The name Diapensia lapponica was given by Linnaeus to designate a flower found in Lapland (Laponia > adj. lapponicus), where he traveled early in his career. Linnaeus's book about the flora of Lapland has been called "the first proto-modern flora".[9] However, sources disagree on how Linnaeus might have derived the genus name, Diapensia. Gray states that the term was derived from the ancient Greek name of the sanicle,[10] a very different looking flower, and opined that the term was "of obscure meaning [and] strangely applied . . . to this boreal plant." Webster's also reflects uncertainty stating the term is "New Latin, perhaps irregular from Greek dia pente by fives + New Latin -ia; from the five-leaved calyx",[11] a description that would apply to thousands of flowering plants. The Encyclopaedia Londinensis of John Wilkes suggested that term is from Greek,"deeply grieving or mourning; probably from its situation".[12]

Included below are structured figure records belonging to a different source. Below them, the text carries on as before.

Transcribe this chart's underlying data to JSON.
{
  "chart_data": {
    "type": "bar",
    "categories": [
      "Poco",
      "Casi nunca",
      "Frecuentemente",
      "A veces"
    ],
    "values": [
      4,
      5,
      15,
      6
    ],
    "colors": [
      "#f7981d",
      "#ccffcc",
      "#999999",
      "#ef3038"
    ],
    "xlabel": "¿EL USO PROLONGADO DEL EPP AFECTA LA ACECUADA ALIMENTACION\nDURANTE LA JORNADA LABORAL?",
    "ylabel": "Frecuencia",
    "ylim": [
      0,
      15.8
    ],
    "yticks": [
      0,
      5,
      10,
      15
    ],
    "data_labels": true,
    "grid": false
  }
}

In Britain, Diapensia is found only at a single site near Glenfinnan in Lochaber, the species' most southerly site in Europe. Here, the species occurs on acidic soil among stones on the ridge between the summit of Sgùrr an Utha and the adjoining hill called Fraoch-bheinn, at 760–780 metres (2,490–2,560 ft) above sea-level. Its total extent at this site is less than 5,000 square metres (1.2 acres). A total of 1,200 clumps or mats have been counted, and monitoring since 1980 has not detected any change in this population.

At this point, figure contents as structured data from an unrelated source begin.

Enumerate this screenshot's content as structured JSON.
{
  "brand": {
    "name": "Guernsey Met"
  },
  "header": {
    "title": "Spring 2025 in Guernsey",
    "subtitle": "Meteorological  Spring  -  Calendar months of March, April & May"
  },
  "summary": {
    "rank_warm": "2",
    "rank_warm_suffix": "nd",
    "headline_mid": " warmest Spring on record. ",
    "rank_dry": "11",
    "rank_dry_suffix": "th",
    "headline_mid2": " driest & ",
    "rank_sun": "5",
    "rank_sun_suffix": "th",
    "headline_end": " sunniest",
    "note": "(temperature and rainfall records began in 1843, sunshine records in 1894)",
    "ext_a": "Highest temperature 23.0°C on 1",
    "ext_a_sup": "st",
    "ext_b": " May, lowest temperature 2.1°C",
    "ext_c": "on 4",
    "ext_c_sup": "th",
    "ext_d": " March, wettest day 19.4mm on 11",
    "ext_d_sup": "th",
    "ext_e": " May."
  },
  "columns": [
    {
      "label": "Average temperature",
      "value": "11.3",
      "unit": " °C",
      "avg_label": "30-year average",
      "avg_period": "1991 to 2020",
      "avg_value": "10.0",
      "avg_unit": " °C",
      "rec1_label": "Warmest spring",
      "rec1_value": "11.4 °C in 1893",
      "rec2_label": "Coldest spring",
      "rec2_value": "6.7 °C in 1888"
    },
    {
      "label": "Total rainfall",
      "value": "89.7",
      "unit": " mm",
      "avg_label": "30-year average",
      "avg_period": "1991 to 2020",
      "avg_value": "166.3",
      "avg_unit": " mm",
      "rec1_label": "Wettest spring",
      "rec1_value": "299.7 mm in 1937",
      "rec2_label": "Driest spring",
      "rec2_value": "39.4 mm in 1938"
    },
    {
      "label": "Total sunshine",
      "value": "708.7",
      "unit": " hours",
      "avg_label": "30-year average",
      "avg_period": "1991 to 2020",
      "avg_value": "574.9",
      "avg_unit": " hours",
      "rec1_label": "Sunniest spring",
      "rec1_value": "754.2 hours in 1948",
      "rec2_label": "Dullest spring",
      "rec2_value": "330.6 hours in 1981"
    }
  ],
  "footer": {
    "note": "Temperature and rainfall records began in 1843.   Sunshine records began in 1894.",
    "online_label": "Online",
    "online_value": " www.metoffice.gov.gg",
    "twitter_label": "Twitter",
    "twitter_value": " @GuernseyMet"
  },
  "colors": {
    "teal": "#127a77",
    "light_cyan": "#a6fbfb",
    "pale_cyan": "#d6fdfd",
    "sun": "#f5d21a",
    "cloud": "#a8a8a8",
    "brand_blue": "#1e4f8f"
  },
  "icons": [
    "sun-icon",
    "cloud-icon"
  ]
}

The discovery of Diapensia took place in July 1951; C. F. Tebbutt, a birdwatcher, found the plant, recognising it as "something different".[13] Diapensia was one of a trio of Arctic plants discovered in Scotland in the early 1950s. Although no new species to Britain had been discovered in Scotland since Victorian times, in 1950, the Arctic plant Koenigia islandica had been found on the Isle of Skye, and in 1952, Artemisia norvegica was found on Cùl Mòr.[14] A photograph of the plant by Robert Moyes Adam taken on 14 June 1952 (soon after the initial discovery) is held by the St Andrews University Library.[15]
It flowers at this site in May or June, the exact time varying from year to year. Some sources state that the species is found at a second site,[16][17] but recent sources state that this is not the case.[18][19]
The plant is listed in the 3rd edition of the British vascular plant Red Data Book[18] as vulnerable. It is also protected under Schedule 8 of the Wildlife and Countryside Act 1981.